To simplify the example and illustrate just the idea of closures rather than mix it up with things like self calling functions (which you might not be familiar with yet) you can re-write the code like this:

function digit_name_maker () {
    var names = ['zero', 'one', 'two', 'three'];

    return function (n) {
        return names[n];
    }
}

var digit_name = digit_name_maker(); // digit_name is now a function

What you should note is how even though the names array is defined in the digit_name_maker function it is still available in the digit_name function. Basically both functions share this array. That basically is what closures are: variables shared between functions. I like to think of it as a kind of private global variable - it feels like globals in that all the functions have shared access to it but code outside of the closure can't see it.

Answer 2

I'm sure you meant to make your second example function an immediate executing (i.e., self-invoking) function, like this:

var digit_name = (function () {
  var names = ['zero', 'one', 'two', 'three'];
  return function (n) {
    return names[n];
  }
})();

The distinction involves scope chain with closures. Functions in JavaScript have scope in that they will look up into parent functions for variables that are not declared within the function itself.

When you declare a function inside of a function in JavaScript, that creates a closure. A closure delineates a level of scope.

In the second example, digit_name is set equal to a self-invoked function. That self-invoked function declares the names array and returns an anonymous function.

digit_name thus becomes:

function (n) {
  //'names' is available inside this function because 'names' is 
  //declared outside of this function, one level up the scope chain
  return names[n];
}

From your original example, you can see that names is declared one up level up the scope chain from the returned anonymous function (which is now digit_name). When that anonymous function needs names, it travels up the scope chain until it finds the variable declared--in this case, names is found one level up the scope chain.

Regarding efficiency:

The second example is more efficient because names is only declared once--when the self-invoking function fires (i.e., var digit_name = (function() { ... })(); ). When digit_names is called, it will look up the scope chain until it finds names.

In your first example, names gets declared every time digit_names is called, so it is less efficient.

Graphical example:

The example you've provided from Douglas Crockford is a pretty tough example to start out with when learning how closures and scope chains work--a lot of stuff packed into a tiny amount of code. I'd recommend taking a look at a visual explanation of closures, like this one: http://www.bennadel.com/blog/1482-A-Graphical-Explanation-Of-Javascript-Closures-In-A-jQuery-Context.htm

Answer 3

Simply put, the issue with the first code is that it creates an array upon each call and returns a value from it. It's an overhead due to the fact that you are creating an array everytime you call.

In the second code, it creates a closure that declares only a single array and returns a function that returns a value from that array.
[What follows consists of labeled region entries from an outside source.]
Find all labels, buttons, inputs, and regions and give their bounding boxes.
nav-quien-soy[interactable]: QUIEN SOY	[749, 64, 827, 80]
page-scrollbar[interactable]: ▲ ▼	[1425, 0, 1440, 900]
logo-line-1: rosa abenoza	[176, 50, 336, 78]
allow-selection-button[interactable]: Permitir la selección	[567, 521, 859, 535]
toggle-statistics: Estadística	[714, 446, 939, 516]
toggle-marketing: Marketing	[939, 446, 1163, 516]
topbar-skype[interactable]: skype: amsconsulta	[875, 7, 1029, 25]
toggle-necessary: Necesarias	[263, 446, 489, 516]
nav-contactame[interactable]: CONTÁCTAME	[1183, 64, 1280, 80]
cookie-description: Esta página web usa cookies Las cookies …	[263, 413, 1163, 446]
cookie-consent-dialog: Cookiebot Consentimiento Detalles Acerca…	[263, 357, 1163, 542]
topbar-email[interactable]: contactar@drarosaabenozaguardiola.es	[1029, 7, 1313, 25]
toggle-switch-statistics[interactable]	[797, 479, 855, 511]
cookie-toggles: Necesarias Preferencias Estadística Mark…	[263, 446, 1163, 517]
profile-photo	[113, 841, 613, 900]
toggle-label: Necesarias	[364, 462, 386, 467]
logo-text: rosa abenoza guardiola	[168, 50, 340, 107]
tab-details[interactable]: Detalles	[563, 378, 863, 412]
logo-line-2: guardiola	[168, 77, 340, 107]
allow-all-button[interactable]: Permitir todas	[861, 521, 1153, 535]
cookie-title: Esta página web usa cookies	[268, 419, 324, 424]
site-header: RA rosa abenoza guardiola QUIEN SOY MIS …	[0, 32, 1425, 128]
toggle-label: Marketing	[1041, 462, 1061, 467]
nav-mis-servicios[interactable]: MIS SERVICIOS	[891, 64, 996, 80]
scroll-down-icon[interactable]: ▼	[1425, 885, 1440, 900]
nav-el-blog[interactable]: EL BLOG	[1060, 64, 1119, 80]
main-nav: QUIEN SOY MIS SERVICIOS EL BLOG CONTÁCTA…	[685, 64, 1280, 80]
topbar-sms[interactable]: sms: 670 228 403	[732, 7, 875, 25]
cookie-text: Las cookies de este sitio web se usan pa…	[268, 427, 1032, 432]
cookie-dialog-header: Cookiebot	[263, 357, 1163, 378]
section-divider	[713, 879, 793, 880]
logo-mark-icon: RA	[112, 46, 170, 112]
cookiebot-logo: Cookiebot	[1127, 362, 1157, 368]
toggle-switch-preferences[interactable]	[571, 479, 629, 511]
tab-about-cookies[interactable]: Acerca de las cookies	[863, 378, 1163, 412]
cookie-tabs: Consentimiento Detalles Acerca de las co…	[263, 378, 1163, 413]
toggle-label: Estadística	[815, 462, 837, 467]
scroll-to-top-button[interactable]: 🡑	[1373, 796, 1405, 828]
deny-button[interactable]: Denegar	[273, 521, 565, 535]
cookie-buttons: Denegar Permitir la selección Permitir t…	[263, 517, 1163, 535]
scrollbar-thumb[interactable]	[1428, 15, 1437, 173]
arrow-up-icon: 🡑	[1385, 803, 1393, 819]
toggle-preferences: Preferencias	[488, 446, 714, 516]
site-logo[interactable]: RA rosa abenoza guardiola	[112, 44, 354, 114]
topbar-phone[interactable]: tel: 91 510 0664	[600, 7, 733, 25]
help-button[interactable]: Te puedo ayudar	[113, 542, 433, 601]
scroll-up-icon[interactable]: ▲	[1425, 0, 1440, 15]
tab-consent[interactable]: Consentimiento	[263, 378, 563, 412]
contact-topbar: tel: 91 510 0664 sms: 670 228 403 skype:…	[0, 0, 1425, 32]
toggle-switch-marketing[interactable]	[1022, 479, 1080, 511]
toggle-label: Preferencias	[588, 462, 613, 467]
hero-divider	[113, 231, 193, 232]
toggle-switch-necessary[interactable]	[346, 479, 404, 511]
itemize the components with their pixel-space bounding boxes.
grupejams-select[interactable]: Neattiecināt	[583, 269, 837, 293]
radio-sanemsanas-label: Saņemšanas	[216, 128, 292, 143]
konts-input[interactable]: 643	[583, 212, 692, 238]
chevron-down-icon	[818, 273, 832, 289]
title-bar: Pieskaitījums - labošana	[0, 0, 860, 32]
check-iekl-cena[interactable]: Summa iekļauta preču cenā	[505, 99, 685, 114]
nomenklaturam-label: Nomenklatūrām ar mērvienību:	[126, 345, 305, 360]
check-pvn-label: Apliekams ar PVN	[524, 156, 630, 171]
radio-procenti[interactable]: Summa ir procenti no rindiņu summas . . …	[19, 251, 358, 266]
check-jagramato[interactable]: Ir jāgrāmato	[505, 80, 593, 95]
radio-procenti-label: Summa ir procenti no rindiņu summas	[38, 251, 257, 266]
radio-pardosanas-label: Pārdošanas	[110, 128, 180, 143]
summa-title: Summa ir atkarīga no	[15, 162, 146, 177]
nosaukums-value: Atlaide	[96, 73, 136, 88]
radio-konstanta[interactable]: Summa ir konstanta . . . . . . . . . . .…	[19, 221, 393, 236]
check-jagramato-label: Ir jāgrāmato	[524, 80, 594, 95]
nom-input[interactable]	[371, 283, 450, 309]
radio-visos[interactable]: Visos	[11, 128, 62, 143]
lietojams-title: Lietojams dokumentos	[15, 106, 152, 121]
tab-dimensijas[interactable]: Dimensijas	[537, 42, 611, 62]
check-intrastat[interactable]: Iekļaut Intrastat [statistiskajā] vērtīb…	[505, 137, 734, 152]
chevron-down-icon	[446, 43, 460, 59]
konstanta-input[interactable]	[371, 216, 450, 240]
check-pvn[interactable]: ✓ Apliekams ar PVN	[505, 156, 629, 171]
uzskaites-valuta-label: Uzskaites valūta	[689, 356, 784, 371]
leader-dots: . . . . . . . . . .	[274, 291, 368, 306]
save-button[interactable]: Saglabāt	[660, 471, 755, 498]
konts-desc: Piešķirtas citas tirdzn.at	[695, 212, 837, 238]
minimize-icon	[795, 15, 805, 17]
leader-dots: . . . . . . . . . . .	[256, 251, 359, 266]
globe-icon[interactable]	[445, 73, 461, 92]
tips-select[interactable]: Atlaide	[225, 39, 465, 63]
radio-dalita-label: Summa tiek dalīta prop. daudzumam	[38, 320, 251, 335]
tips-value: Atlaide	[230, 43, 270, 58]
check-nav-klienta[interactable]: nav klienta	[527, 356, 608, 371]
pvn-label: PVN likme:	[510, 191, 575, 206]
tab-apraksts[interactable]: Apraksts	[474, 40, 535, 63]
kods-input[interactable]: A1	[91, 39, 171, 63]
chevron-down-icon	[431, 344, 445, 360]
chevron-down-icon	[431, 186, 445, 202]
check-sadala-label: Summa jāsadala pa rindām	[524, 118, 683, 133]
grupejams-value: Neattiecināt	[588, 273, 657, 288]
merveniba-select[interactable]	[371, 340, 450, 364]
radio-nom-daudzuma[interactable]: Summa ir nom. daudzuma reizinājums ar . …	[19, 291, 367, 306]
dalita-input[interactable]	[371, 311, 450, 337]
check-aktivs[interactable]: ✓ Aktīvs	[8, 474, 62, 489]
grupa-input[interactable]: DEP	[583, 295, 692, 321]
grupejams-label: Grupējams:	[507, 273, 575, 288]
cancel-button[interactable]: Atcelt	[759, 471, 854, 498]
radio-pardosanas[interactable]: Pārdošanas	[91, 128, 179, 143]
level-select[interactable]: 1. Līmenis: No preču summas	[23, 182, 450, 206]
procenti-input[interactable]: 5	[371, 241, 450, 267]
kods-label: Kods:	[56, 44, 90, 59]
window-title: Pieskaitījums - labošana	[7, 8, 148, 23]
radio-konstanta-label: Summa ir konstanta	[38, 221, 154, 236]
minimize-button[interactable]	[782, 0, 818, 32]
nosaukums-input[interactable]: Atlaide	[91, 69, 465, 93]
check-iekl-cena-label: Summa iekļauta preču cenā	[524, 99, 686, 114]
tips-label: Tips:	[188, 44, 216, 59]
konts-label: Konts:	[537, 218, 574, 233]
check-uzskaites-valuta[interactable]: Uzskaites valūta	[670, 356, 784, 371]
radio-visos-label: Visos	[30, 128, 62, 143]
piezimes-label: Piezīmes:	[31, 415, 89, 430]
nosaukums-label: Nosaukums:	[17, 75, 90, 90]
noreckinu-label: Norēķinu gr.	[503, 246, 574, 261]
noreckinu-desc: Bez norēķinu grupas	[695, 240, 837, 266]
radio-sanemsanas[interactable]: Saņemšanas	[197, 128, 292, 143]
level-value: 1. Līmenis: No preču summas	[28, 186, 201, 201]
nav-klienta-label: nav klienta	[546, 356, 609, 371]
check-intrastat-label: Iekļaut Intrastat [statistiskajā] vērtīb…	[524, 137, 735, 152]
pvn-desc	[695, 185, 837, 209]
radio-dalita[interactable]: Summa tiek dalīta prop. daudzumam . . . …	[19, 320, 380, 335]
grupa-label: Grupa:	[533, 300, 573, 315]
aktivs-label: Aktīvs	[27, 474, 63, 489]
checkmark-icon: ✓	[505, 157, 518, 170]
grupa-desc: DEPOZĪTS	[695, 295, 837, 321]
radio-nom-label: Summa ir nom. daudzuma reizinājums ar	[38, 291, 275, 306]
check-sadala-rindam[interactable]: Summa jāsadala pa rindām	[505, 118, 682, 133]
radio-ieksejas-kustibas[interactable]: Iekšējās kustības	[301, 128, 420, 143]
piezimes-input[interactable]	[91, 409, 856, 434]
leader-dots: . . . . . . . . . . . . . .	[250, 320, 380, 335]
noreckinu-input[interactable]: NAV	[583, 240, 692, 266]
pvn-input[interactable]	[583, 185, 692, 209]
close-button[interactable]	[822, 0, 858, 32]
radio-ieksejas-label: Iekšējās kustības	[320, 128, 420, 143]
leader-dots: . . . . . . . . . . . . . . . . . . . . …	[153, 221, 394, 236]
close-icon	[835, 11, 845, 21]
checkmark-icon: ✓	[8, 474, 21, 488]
Basically, digit_name now carries it's own array instead of making one every call. Your function gets from an existing array from the closure.

---

On the other hand, closures, if not used properly can and will eat up memory. Closures are usually used to protect inner code from the outer scopes, and usually, implemented with limited access from the outside.

Objects don't get destroyed by the GC unless all references to them are "nulled". In the case of closures, if you can't get in them to kill those inner references, then the objects will not be destroyed by the GC and forever will eat memory.